Livestock Event 2014: Robotic feeding saves labour and boosts cow health

New technology is a key ingredient for successful livestock businesses and one emerging technology currently generating interest is robotic total mixed ration feeders.

Replacing mixer wagons with automated systems is becoming more attractive as the technology becomes more reliable and cost effective. However, the most attractive feature is the promised lower feeding costs.

See also: Dairy bull calves achieving ‘amazing’ gains

There will be no shortage of interest at this year’s Livestock Event, with the world’s first combined robotic milking and feeding demonstration. In addition, another Dutch system is making its UK debut.

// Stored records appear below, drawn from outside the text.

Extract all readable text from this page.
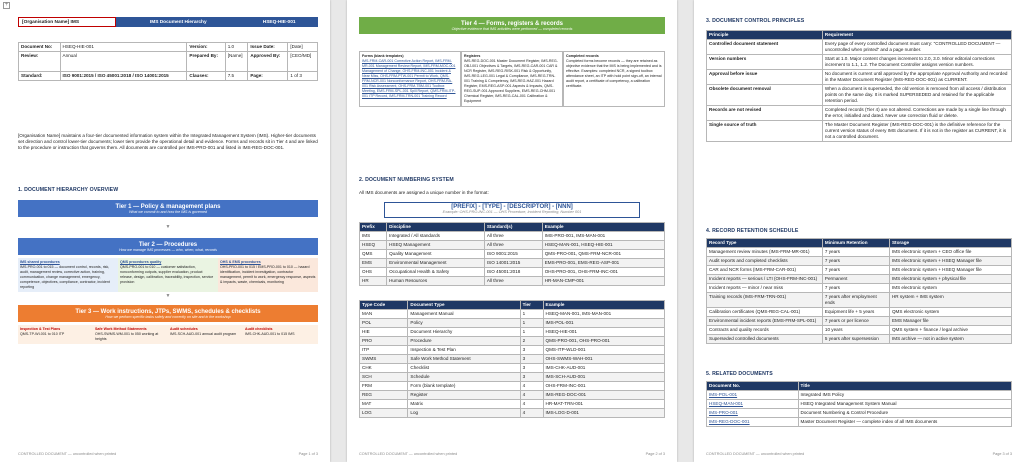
+
[Organisation Name] IMS	IMS Document Hierarchy	HSEQ-HIE-001
Document No:	HSEQ-HIE-001	Version:	1.0	Issue Date:	[Date]
Review:	Annual	Prepared By:	[Name]	Approved By:	[CEO/MD]
Standard:	ISO 9001:2015 / ISO 45001:2018 / ISO 14001:2015	Clauses:	7.5	Page:	1 of 3
[Organisation Name] maintains a four-tier documented information system within the Integrated Management System (IMS). Higher-tier documents set direction and control lower-tier documents; lower tiers provide the operational detail and evidence. Forms and records sit in Tier 4 and are linked to the procedure or instruction that governs them. All documents are controlled per IMS-PRO-001 and listed in IMS-REG-DOC-001.
1. DOCUMENT HIERARCHY OVERVIEW
Tier 1 — Policy & management plans
What we commit to and how the IMS is governed
▼
Tier 2 — Procedures
How we manage IMS processes — who, when, what, records
IMS shared procedures
IMS-PRO-001 to 015 — document control, records, risk, audit, management review, corrective action, training, communication, change management, emergency, competence, objectives, compliance, contractor, incident reporting
QMS procedures quality
QMS-PRO-001 to 010 — customer satisfaction, nonconforming outputs, supplier evaluation, product release, design, calibration, traceability, inspection, service provision
OHS & EMS procedures
OHS-PRO-001 to 015 / EMS-PRO-001 to 010 — hazard identification, incident investigation, contractor management, permit to work, emergency response, aspects & impacts, waste, chemicals, monitoring
▼
Tier 3 — Work instructions, JTPs, SWMS, schedules & checklists
How we perform specific tasks safely and correctly on site and in the workshop
Inspection & Test Plans
QMS-TP-WI-001 to 010 ITP
Safe Work Method Statements
OHS-SWMS-WM-001 to 050 working at heights
Audit schedules
IMS-SCH-AUD-001 annual audit program
Audit checklists
IMS-CHK-AUD-001 to 015 IMS
CONTROLLED DOCUMENT — uncontrolled when printed	Page 1 of 3
Tier 4 — Forms, registers & records
Objective evidence that IMS activities were performed — completed records
Forms (blank templates)
IMS-FRM-CAR-001 Corrective Action Report, IMS-FRM-MR-001 Management Review Report, IMS-FRM-MOC-001 Management of Change, OHS-FRM-INC-001 Incident & Near Miss, OHS-FRM-PTW-001 Permit to Work, QMS-FRM-NCR-001 Nonconformance Report, OHS-FRM-RA-001 Risk Assessment, OHS-FRM-TBM-001 Toolbox Meeting, EMS-FRM-SPL-001 Spill Report, QMS-FRM-ITP-001 ITP Record, IMS-FRM-TRN-001 Training Record
Registers
IMS-REG-DOC-001 Master Document Register, IMS-REG-OBJ-001 Objectives & Targets, IMS-REG-CAR-001 CAR & NCR Register, IMS-REG-RISK-001 Risk & Opportunity, IMS-REG-LEG-001 Legal & Compliance, IMS-REG-TRN-001 Training & Competency, IMS-REG-HAZ-001 Hazard Register, EMS-REG-ASP-001 Aspects & Impacts, QMS-REG-SUP-001 Approved Suppliers, EMS-REG-CHM-001 Chemical Register, IMS-REG-CAL-001 Calibration & Equipment
Completed records
Completed forms become records — they are retained as objective evidence that the IMS is being implemented and is effective. Examples: completed NCR, a signed toolbox attendance sheet, an ITP with hold point sign-off, an internal audit report, a certificate of competency, a calibration certificate.
2. DOCUMENT NUMBERING SYSTEM
All IMS documents are assigned a unique number in the format:
[PREFIX] - [TYPE] - [DESCRIPTOR] - [NNN]
Example: OHS-PRO-INC-001 — OHS Procedure, Incident Reporting, Number 001
Prefix	Discipline	Standard(s)	Example
IMS	Integrated / All standards	All three	IMS-PRO-001, IMS-MAN-001
HSEQ	HSEQ Management	All three	HSEQ-MAN-001, HSEQ-HIE-001
QMS	Quality Management	ISO 9001:2015	QMS-PRO-001, QMS-FRM-NCR-001
EMS	Environmental Management	ISO 14001:2015	EMS-PRO-001, EMS-REG-ASP-001
OHS	Occupational Health & Safety	ISO 45001:2018	OHS-PRO-001, OHS-FRM-INC-001
HR	Human Resources	All three	HR-MAN-CMP-001
Type Code	Document Type	Tier	Example
MAN	Management Manual	1	HSEQ-MAN-001, IMS-MAN-001
POL	Policy	1	IMS-POL-001
HIE	Document Hierarchy	1	HSEQ-HIE-001
PRO	Procedure	2	QMS-PRO-001, OHS-PRO-001
ITP	Inspection & Test Plan	3	QMS-ITP-WLD-001
SWMS	Safe Work Method Statement	3	OHS-SWMS-WAH-001
CHK	Checklist	3	IMS-CHK-AUD-001
SCH	Schedule	3	IMS-SCH-AUD-001
FRM	Form (blank template)	4	OHS-FRM-INC-001
REG	Register	4	IMS-REG-DOC-001
MAT	Matrix	4	HR-MAT-TRN-001
LOG	Log	4	IMS-LOG-D-001
CONTROLLED DOCUMENT — uncontrolled when printed	Page 2 of 3
3. DOCUMENT CONTROL PRINCIPLES
Principle	Requirement
Controlled document statement	Every page of every controlled document must carry: "CONTROLLED DOCUMENT — uncontrolled when printed" and a page number.
Version numbers	Start at 1.0. Major content changes increment to 2.0, 3.0. Minor editorial corrections increment to 1.1, 1.2. The Document Controller assigns version numbers.
Approval before issue	No document is current until approved by the appropriate Approval Authority and recorded in the Master Document Register (IMS-REG-DOC-001) as CURRENT.
Obsolete document removal	When a document is superseded, the old version is removed from all access / distribution points on the same day. It is marked SUPERSEDED and retained for the applicable retention period.
Records are not revised	Completed records (Tier 4) are not altered. Corrections are made by a single line through the error, initialled and dated. Never use correction fluid or delete.
Single source of truth	The Master Document Register (IMS-REG-DOC-001) is the definitive reference for the current version status of every IMS document. If it is not in the register as CURRENT, it is not a controlled document.
4. RECORD RETENTION SCHEDULE
Record Type	Minimum Retention	Storage
Management review minutes (IMS-FRM-MR-001)	7 years	IMS electronic system + CEO office file
Audit reports and completed checklists	7 years	IMS electronic system + HSEQ Manager file
CAR and NCR forms (IMS-FRM-CAR-001)	7 years	IMS electronic system + HSEQ Manager file
Incident reports — serious / LTI (OHS-FRM-INC-001)	Permanent	IMS electronic system + physical file
Incident reports — minor / near miss	7 years	IMS electronic system
Training records (IMS-FRM-TRN-001)	7 years after employment ends	HR system + IMS system
Calibration certificates (QMS-REG-CAL-001)	Equipment life + 5 years	QMS electronic system
Environmental incident reports (EMS-FRM-SPL-001)	7 years or per licence	EMS Manager file
Contracts and quality records	10 years	QMS system + finance / legal archive
Superseded controlled documents	5 years after supersession	IMS archive — not in active system
5. RELATED DOCUMENTS
Document No.	Title
IMS-POL-001	Integrated IMS Policy
HSEQ-MAN-001	HSEQ Integrated Management System Manual
IMS-PRO-001	Document Numbering & Control Procedure
IMS-REG-DOC-001	Master Document Register — complete index of all IMS documents
CONTROLLED DOCUMENT — uncontrolled when printed	Page 3 of 3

Here we take a look what they offer, how they work and their benefits.

Lely Vector (pictured above)

What is it?

The live demonstration at the Livestock Event will comprise a group of 40 cows being milked by a Lely Astronaut A4 robotic milker and fed by the company’s Vector feeding system, which features a mobile, battery-powered, self-contained feeder.

How does it work?

The Vector system comprises three components, the “feed kitchen”, a crane and the mix feed robot (MFR), explains Ben Norris, Lely Vector commercial product manager. “The crane system being installed in the NEC is the gantry system, as we can’t attach it to the building frame, while the bridge system is more appropriate for UK farms.”

The crane grabber selects the forage using 3-D imaging of the feed material in a preprogrammed order and drops it into the MFR, which has a 2cu m capacity, and an auger mixes the contents. Dry premix is added using a separate auger.

The MFR is guided along a preprogrammed route in the feed area, using metal strips set in the ground or using ultrasound. The ultrasound sensors work out its location and distance from the barrier.

One key difference is that the system works on demand rather than according to a timetable.

On its second pass along the feed passage to push feed up, the MFR uses a laser to estimate the amount of feed left. If it is insufficient, the robot will go back to the kitchen and make another batch.

What are the building requirements?

The machine needs only a feed passage width of 3.25m.

What are the benefits?

According to figures produced by Lely, the daily running costs of the Vector are 22% cheaper when compared with feeding manually from a wagon. Mr Norris points outs that there is also a sufficient fuel saving with the Vector.

Feed is fresh and cows naturally will feed eight to 10 times a day. By more closely mimicking this natural behaviour, farmers could see more efficient rumen and overall health benefits.

What is the cost?

Cost about £110,000 based on 300-cow herd.

Trioliet T30

Being featured at the Livestock Event is the system from the family business Trioliet, which is based on a overhead gantry system.


What is it?

The Triomatic T30 system is a suspended, automated feeding system, powered by the overhead rail, explains Matthew Sillifant of Trioliet. There are about 80 units globally and the firm has now broken into the UK market, with the first systems being installed in late 2014 and commissioned early 2015.

How does it work?

The Triomatic T30 is a combination of a feeding robot and a feed kitchen comprising several hygienic and self-cleaning feed bunkers. The feeding robot is loaded from the bunkers, which are hydraulically powered and suitable for all feed types to within 1kg/ration.

The suspended mixer, with a 3cu m capacity, continually mixes with two augers to ensure a consistent mix. A standard setup has three to five bunkers plus powder/mineral and liquid dispensers, giving an infinite amount of feed blends, says Mr Sillifant. A computer programme controls the whole system.

Building requirements

About half of the systems being built are being retrofitted to existing buildings and the factor for its suitability is whether it will fit in the existing barn, as it is not suited for low, wooden cow kennels. It needs a height of at least 2.8m, Mr Sillifant explains.


Over a 10-year period, Mr Sillifant believes the system will halve the cost of feeding, mostly down to the saving in energy consumption and labour.

In addition, fresh food can be provided up to 24 times per feed group in a 24-hour period, which results in cattle being constantly stimulated to ingest the food. It sweeps over the feed area each time, so cattle are presented with fresh feed.

Feeding more often than the typical twice a day with mixer wagons helps to reduce rumen upset, with fewer fluctuations in rumen pH, he adds.


The T30 costs about £150,000 for a system (excluding building costs) which can feed up to 600 animals. The Triolet T30 constantly stimulates cattle to ingest food.

The Lely Vector works on demand rather than according to a timetable.